New museums can bring positive change to the places in which they are built, argues Kieran Long.
While there are still more people going to the British Museum than to Alton Towers, and while in the past year London’s V&A (where I work as a curator) had record visitor numbers (3.6 million), it is difficult to argue that the public’s appetite for museums is sated. People want to come. Whatever else they might be, museums are a primary leisure destination today, especially in cities, and urban populations are set to continue to rise for some while longer.
I believe museums are so popular because they are public in the best sense: they are accessible, not driven by commerce. They empower people with reliable knowledge and have a sense of authenticity and institutional mission that is rare in public life. Museums are often in beautiful or strange buildings. The things in them are not for sale. These are not common attributes in the city these days.
We feel good in places where generations have cared for a collection, where artists, designers, scientists and scholars have been inspired, where social and economic hierarchies are put on hold and cultural ones are in question. Museums are places that are owned by the public, and they are loyal to a different set of values than those of the shopping mall or theme park.
Of course museums do not inherently possess these qualities.
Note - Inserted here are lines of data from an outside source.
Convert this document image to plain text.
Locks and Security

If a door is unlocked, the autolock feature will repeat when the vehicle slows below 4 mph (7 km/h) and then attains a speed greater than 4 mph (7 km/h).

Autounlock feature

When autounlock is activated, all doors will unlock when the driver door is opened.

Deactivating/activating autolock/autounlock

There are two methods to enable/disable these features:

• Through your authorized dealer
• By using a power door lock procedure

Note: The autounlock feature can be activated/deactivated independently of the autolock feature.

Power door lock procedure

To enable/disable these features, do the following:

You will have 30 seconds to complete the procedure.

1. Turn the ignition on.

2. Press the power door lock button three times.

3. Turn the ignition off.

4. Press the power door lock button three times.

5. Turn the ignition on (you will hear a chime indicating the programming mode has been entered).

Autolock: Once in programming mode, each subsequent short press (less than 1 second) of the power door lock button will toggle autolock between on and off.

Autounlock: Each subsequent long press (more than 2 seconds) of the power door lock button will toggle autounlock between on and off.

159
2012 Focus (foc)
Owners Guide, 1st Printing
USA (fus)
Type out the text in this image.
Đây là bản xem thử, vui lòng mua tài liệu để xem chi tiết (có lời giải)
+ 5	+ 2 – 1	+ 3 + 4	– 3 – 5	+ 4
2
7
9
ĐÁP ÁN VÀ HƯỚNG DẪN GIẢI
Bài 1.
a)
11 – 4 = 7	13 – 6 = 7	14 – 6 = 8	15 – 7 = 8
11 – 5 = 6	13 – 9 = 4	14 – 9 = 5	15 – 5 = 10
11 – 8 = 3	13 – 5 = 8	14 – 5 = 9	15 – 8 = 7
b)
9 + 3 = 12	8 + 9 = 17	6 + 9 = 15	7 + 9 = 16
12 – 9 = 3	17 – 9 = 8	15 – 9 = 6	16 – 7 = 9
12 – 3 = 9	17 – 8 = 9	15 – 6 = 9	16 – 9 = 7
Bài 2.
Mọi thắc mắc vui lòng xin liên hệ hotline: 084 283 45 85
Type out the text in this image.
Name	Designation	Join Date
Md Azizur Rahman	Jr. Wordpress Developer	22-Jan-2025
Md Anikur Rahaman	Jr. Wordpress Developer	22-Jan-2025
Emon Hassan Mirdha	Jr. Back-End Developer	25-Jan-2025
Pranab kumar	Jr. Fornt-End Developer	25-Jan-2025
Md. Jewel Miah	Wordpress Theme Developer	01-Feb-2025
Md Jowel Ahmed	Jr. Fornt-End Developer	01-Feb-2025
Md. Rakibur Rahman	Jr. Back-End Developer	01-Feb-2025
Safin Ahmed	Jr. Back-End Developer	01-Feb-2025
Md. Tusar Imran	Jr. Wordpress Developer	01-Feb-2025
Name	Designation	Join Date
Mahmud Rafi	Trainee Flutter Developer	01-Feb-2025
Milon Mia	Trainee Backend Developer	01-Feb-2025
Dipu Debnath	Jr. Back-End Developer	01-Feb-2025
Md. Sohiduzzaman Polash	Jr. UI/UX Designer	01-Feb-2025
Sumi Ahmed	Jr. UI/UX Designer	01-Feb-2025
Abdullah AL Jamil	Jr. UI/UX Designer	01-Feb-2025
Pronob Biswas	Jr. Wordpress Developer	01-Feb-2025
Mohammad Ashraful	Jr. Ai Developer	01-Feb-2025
We see the results of the National Lottery culture-building boom of the 1990s and 2000s with its many successes, but also plenty of institutions without a mission, with no clear sense of public duty, and with an offer pitched somewhere between didactic educational experience and theme park. Also, too many museums are obsessed with contemporary fine art, and not enough with the crossovers between artistic production and design, digital, architecture, technology, science, anthropology and history.
Museums have a sense of authenticity and institutional mission that is rare in public life
But there is a new model brewing. One of the pioneers has been Grizedale Arts, based on a farm in Coniston, Cumbria. Under Director Adam Sutherland, it has conducted a wide-ranging enquiry on how art can be useful. Its Ruskinian ethos helps the public to make things and even to make money from their work. But Grizedale also collaborates with world-class artists on useful projects – its Liam Gillick- designed library in Coniston is a surreal, but also oddly appropriate thing to find in a small town in Cumbria. At a small scale Grizedale has become a rich, multifaceted institution and an impressive profile in terms of curatorial practice.
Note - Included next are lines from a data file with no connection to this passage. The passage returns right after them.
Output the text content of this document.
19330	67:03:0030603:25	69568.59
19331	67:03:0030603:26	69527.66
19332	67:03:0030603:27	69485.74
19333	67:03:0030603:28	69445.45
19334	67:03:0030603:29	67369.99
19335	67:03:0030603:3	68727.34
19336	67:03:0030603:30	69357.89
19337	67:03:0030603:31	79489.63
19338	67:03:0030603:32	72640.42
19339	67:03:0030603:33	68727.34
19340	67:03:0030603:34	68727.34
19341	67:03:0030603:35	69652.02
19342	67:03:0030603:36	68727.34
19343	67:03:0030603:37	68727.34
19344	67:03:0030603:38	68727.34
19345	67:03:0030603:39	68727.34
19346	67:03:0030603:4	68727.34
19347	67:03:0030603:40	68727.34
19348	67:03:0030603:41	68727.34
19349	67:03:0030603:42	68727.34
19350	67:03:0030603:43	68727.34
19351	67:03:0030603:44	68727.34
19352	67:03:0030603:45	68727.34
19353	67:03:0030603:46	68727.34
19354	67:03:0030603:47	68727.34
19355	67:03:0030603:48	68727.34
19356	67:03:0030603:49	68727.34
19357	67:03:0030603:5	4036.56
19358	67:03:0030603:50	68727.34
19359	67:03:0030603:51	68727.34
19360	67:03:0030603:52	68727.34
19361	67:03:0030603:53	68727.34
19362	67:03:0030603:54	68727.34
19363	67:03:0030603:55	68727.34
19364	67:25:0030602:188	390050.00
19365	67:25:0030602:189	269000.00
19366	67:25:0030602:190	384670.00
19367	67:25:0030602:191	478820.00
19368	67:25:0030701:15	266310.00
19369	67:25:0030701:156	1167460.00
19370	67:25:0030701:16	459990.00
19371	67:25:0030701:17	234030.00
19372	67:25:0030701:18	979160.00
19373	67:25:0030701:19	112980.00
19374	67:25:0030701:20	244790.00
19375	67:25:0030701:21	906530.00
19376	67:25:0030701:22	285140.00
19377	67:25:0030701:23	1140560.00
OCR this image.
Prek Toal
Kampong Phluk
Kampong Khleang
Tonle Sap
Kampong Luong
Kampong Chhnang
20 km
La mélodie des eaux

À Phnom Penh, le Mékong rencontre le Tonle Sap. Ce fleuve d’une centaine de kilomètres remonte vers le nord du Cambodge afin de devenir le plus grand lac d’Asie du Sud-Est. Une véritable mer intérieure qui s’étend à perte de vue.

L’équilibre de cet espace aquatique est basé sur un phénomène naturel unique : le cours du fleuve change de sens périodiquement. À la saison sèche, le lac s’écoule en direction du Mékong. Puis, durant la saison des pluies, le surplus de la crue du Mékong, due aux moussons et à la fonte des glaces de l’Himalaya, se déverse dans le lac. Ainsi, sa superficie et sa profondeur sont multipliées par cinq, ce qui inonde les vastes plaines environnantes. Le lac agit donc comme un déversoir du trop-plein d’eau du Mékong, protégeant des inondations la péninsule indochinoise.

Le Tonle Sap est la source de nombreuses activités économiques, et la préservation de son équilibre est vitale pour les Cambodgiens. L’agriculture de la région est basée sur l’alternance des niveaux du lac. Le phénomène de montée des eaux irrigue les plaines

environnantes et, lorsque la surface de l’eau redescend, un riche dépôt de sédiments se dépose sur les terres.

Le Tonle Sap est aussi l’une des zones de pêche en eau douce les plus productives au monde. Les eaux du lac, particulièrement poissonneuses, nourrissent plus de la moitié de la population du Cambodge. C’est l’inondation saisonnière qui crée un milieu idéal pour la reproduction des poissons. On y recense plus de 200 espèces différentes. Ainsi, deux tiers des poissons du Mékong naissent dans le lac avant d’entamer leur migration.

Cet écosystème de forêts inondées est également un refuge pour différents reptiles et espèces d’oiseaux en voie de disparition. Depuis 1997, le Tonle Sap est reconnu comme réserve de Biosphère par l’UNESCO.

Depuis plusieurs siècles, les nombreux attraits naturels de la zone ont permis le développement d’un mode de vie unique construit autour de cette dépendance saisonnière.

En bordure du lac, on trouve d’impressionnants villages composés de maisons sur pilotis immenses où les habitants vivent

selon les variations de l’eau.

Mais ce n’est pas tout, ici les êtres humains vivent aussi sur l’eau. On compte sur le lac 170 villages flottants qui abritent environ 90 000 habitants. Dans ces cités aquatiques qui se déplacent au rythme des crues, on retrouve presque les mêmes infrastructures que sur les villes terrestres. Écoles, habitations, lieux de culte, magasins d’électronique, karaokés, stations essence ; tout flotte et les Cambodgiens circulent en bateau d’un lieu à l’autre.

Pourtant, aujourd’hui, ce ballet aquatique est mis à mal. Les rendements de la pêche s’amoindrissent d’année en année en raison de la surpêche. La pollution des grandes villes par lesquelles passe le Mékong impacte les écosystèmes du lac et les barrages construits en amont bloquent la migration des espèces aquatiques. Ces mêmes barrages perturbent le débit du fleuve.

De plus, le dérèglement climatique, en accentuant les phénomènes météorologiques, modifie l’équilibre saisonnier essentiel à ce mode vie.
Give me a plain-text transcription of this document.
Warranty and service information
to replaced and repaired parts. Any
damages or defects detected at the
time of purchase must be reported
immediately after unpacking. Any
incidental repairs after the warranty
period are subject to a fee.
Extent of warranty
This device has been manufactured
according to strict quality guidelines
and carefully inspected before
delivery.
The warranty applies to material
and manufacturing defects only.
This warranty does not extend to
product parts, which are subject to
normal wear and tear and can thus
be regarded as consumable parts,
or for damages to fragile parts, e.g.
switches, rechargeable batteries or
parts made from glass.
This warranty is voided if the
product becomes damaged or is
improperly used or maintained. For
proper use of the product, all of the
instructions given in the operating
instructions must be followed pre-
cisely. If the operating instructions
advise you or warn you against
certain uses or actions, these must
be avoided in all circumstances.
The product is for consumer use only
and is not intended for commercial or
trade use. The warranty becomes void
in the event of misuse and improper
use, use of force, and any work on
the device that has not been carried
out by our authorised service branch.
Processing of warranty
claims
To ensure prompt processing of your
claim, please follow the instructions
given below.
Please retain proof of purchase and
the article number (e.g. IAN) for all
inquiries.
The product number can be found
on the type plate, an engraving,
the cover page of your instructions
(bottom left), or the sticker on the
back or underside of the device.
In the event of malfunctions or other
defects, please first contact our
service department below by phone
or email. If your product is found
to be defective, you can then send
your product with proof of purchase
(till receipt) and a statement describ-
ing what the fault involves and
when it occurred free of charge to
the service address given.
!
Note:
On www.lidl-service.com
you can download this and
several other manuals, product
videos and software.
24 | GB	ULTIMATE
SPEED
Sutherland asks what can art and craft do for the public at a granular, local level, and he takes the answer seriously. Grizedale alumnus Alistair Hudson has just taken over Middlesbrough Institute of Modern Art and is set to bring the same sensibility to one of those Lottery-funded buildings that has been struggling for a mission. I await the results with excitement.
At the V&A we are beginning the process of designing a new museum for the Queen Elizabeth Olympic Park in Stratford, London, as part of a new cultural quarter. We want that new building to reframe for the digital age the Victorian civic ethos of Albertopolis, the cultural area around London’s Exhibition Road that is home to the V&A. When a museum with the V&A’s resources arrives in a borough such as Newham, it has the potential to make a generational shift in aspiration, education and culture in a place that is ready for it.
If we consider the question at the level of individual communities that long for impartial, reliable, civic institutions that aspire to provoke profound artistic, philosophical and political reflections in their audiences, then museums are as essential as bus stops, job centres or town halls to the communities they serve.
Kieran Long is Keeper of the Design, Architecture and Digital Department of the V&A, and was formerly Editor of the Architects’ Journal.